Several works are concerned with decoupling the data flow from the control flow [11, 15]. Monitoring and assessing service compositions are fundamental to allow the provisioning of a valid business process. Several approaches for service monitoring exist. Some approaches are concerned with identifying erroneous situations after they occur and early detection of faults [12, 13]. Different from these works, this approach takes into account the performance results of services executed and its benefits or penalties according to the estimated values of the performance metrics. Other approaches are concerned with discovering the main factors of influence of process performance [3]. In this research work the control of the performance of the framework is determined by the provider strategy through business scoring rules. The present work relates to the monitoring of choreographies in a cross-organizational setting, similar to [3]. The added value of the approach presented in this article lies in the strong responsiveness addressing the customer’s request, in which the service that is selected as the most suitable is the one that is executed. It does not focus on the analysis during the execution process related to predicting failures, adaptations and corrections of service violations [12,13,14]. The analysis of the most appropriate service is carried out before being submitted to the market, based on previous behavior recorded in pools of historical data. The framework learns and enhances results iteratively, iterating each time a customer submits a request.

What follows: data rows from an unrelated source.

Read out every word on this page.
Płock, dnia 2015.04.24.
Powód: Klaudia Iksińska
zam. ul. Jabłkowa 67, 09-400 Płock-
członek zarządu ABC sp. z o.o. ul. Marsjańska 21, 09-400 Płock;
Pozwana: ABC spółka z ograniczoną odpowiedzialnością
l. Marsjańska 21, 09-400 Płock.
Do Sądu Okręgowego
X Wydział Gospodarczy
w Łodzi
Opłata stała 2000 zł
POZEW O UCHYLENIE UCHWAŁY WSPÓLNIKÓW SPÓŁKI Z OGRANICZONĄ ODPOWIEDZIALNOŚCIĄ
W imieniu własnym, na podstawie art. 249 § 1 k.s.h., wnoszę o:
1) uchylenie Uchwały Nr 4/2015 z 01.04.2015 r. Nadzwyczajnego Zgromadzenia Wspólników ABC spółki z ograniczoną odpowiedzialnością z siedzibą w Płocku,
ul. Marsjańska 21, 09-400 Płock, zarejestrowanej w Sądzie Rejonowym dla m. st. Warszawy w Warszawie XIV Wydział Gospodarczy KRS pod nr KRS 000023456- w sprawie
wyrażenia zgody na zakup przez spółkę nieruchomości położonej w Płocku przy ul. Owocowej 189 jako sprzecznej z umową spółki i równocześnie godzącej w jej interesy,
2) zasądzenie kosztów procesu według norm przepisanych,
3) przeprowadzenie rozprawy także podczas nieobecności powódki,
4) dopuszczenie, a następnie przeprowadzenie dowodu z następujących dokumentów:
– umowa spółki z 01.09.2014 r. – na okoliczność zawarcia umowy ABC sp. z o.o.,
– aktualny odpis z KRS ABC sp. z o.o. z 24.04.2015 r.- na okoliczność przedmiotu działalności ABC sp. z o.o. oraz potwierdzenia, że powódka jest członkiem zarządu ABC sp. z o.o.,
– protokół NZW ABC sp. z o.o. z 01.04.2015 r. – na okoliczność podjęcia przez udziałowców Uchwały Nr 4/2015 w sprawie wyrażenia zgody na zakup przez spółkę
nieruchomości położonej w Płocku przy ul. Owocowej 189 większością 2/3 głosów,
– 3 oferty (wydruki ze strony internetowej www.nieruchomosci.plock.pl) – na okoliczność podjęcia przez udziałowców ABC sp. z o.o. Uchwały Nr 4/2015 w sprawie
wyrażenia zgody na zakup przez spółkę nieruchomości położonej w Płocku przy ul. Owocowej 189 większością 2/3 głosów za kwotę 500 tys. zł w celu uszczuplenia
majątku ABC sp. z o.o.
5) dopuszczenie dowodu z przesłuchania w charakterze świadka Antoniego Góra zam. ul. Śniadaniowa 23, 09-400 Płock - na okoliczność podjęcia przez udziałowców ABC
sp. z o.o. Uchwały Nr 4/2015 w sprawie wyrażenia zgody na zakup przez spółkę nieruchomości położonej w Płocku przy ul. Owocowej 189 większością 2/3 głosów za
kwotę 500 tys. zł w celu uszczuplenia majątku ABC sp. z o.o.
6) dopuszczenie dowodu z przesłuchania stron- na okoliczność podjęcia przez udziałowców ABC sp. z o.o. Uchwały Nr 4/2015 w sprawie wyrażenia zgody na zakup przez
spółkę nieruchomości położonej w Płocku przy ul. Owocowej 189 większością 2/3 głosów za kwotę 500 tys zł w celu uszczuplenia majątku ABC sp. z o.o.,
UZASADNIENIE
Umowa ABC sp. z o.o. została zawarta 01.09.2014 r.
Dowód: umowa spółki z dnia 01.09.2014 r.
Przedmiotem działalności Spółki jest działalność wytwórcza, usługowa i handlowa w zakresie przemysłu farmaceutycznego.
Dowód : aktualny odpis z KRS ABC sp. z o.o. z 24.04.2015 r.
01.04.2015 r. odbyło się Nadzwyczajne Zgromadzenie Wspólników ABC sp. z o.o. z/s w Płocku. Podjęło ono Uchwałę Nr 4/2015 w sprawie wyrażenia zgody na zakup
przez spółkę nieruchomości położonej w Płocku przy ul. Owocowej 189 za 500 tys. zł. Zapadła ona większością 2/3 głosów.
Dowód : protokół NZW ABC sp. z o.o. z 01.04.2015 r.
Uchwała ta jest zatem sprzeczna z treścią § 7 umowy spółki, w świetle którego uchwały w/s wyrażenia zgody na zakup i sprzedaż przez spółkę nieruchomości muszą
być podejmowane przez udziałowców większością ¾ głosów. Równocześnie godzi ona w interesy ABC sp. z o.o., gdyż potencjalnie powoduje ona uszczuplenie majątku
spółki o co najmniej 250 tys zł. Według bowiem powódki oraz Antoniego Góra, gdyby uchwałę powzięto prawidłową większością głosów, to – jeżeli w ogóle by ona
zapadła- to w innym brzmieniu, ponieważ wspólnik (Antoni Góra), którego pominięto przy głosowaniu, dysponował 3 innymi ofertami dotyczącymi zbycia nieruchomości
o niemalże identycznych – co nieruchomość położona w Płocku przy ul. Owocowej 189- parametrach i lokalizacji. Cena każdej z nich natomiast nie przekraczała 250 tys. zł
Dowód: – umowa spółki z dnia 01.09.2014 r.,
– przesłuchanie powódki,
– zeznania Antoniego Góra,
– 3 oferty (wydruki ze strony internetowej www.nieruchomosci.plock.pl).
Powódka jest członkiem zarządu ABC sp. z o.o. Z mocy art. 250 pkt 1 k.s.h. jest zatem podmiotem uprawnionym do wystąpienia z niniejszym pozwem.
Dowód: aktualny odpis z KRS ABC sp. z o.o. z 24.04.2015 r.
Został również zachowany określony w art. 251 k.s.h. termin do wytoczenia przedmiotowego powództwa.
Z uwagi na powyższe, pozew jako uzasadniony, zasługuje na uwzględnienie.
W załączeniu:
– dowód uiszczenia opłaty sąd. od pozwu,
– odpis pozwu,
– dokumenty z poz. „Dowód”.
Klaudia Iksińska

5 Conclusions and Future Work

This work presents a prototype implemented following the framework specifications presented in [4, 5], supporting the service selection and ranking. The analysis of data shows that the weights that the customer assigns to the selection criteria, and which are automatically channeled to the respective metrics, provide clients with service proposals according to their expectations. This approach also allows the supplier to adjust the parameters of the scoring rules such that the framework behaves as expected. The results of the tests performed showed that the framework evolves and self adjusts with the execution of customer requests, and improved services are offered at each new customer iteration. The novelty of the proposed approach is related to the fact that it allows the selection of the services that best fit the customer requests as a result of a refined processing of several variables (i.e., the criteria defined by the customer). This approach can be easily applied to other business sectors that involve the composition of several services to fulfill the customers’ requests. Future work will focus on the implementation of the instantiation modules of the services choreography.